No eran imágenes documentales que registraban los estragos de la epidemia del sida y sustentaban la idea de que la marginalidad era riesgosa. No, esas imágenes hubieran sido aceptadas. El espanto ante Mapplethorpe era que el artista se había animado a mostrar a sus protagonistas homosexuales bajo una luz hermosa, y al hacerlo, a celebrar aquel modo de vida.
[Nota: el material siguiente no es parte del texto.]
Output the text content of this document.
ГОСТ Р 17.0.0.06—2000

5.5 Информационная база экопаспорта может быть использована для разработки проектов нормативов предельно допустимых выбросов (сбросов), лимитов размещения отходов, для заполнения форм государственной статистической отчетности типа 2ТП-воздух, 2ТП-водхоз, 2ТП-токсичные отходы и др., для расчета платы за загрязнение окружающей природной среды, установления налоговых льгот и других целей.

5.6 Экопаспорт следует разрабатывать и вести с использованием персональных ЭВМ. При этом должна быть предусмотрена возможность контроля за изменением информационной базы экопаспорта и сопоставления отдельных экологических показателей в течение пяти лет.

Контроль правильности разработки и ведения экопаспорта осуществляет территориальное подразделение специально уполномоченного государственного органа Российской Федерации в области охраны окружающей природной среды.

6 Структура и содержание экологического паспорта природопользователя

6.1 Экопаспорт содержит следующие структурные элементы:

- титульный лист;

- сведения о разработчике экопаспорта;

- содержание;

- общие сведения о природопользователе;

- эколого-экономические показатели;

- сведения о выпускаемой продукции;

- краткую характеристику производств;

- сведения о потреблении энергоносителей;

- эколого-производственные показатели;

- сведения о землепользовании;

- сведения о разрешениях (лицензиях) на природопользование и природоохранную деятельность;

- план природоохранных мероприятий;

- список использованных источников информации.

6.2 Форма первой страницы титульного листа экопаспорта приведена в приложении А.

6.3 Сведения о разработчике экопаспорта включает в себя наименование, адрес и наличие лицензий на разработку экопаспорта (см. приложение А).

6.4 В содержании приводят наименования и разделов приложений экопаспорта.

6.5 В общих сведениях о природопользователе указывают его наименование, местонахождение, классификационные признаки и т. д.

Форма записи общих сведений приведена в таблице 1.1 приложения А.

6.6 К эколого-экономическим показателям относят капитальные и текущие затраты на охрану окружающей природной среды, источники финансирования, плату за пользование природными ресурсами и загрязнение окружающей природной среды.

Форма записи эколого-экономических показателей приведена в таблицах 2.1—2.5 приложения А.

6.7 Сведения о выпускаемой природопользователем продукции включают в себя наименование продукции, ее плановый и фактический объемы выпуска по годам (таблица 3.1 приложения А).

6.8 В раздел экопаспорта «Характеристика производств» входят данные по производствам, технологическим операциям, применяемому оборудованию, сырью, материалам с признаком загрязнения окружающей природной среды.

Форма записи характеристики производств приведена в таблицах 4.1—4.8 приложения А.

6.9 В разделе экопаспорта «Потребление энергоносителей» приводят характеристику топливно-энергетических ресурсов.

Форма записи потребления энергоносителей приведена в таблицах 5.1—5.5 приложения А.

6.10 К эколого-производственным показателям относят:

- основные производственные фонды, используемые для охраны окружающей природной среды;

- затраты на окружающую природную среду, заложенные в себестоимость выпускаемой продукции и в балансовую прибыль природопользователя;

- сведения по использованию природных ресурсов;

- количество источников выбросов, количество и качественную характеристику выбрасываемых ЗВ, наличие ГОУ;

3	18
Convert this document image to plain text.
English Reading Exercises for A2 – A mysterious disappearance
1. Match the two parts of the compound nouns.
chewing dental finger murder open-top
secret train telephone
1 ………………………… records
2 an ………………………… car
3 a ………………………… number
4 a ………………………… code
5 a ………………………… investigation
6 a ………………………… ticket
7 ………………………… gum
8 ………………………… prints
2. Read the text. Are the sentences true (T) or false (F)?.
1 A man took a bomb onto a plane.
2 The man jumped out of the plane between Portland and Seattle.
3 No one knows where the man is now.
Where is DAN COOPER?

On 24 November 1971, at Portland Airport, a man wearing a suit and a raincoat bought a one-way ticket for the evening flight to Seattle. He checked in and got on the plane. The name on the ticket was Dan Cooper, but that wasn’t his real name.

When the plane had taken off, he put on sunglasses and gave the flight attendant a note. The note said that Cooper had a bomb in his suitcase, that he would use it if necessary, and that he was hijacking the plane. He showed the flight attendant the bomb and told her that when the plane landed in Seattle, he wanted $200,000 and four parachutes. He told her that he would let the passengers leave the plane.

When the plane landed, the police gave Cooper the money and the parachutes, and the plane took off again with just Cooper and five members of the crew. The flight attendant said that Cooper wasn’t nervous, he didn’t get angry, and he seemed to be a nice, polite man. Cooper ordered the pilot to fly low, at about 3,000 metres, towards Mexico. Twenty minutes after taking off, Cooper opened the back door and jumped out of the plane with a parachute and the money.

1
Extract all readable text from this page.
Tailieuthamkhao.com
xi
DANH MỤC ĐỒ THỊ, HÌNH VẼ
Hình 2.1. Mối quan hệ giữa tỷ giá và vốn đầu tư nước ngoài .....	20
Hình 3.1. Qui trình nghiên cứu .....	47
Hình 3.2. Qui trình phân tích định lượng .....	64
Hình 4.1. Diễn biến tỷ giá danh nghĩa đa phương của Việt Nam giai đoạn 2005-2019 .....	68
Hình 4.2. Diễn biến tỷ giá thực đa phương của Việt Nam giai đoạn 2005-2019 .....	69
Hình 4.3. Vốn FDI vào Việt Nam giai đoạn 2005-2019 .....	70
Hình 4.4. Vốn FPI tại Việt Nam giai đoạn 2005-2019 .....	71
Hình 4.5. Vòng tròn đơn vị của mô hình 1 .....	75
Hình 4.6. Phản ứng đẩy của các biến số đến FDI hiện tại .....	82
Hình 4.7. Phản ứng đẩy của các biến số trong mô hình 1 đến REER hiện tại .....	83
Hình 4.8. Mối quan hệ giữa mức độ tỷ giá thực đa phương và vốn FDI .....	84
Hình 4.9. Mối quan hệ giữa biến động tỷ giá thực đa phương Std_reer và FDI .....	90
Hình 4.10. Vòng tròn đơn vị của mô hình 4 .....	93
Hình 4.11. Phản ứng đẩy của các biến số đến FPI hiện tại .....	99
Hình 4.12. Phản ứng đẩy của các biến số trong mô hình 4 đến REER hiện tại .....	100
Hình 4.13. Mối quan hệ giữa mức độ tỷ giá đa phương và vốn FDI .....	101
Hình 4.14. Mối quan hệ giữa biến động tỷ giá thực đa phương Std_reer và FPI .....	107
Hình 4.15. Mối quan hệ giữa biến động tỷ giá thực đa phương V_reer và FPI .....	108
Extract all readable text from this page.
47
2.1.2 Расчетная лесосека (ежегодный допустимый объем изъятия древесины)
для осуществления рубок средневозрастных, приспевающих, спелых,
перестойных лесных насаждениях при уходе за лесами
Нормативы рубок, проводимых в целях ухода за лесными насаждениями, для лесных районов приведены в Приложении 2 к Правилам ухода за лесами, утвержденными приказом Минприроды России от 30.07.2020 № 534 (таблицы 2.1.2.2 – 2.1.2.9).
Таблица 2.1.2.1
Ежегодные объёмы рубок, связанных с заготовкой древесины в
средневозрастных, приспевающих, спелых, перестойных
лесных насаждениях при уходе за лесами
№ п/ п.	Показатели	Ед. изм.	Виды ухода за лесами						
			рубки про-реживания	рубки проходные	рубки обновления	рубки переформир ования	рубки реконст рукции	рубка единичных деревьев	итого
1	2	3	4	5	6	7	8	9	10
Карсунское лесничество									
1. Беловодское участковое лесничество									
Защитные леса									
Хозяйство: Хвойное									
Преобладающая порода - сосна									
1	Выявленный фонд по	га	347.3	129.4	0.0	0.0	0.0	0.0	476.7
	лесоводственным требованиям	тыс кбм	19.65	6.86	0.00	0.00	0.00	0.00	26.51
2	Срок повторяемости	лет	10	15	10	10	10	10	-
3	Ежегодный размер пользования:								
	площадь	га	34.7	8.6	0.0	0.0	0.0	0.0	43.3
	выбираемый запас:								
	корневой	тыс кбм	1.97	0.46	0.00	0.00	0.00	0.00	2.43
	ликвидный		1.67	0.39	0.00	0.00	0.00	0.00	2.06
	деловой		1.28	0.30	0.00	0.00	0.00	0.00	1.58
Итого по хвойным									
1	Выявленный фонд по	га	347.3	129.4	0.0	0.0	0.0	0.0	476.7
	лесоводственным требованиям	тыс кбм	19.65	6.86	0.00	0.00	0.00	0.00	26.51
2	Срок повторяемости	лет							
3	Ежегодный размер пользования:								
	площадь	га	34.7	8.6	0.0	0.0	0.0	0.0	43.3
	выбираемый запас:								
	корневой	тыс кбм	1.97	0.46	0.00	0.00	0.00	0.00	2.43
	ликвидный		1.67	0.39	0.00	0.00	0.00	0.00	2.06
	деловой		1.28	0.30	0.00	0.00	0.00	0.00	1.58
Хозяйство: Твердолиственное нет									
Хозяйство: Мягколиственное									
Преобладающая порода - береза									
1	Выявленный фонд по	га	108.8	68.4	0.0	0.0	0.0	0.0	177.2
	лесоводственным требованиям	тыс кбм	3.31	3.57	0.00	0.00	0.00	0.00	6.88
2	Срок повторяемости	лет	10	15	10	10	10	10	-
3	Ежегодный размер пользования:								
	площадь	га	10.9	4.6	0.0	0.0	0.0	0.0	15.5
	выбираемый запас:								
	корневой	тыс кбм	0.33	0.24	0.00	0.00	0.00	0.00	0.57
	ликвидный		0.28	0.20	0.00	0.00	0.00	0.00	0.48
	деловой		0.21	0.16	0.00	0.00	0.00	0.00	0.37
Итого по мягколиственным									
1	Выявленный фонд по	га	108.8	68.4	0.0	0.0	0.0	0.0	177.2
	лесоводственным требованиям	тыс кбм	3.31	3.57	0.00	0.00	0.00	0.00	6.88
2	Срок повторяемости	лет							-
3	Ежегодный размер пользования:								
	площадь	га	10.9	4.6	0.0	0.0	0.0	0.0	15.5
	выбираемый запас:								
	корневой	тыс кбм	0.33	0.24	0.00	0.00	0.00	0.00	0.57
El Senador Helms, que lideró la campaña contra las obras, podía ser un chupacirios pero estaba en lo correcto al ver lo que veía en la obra de Mapplethorpe. No se trataba, como intentaba subrayar el mundo del arte, de un formalismo a lo Greenberg. Había más en estas fotografías que la calidad de la luz o la perfección de las impresiones. Mapplethorpe se había convertido en el poeta de nuestros violentos deseos por saber. Y eso era lo que generaba semejante ansiedad. Los senadores entrarían y eventualmente se irían de sus oficinas, pero lo que era insoportable para ellos era el hecho de que la terrible belleza de las imágenes de Mapplethorpe aún permanecería allí cuando Helms ya no tuviera una plataforma desde donde protestar.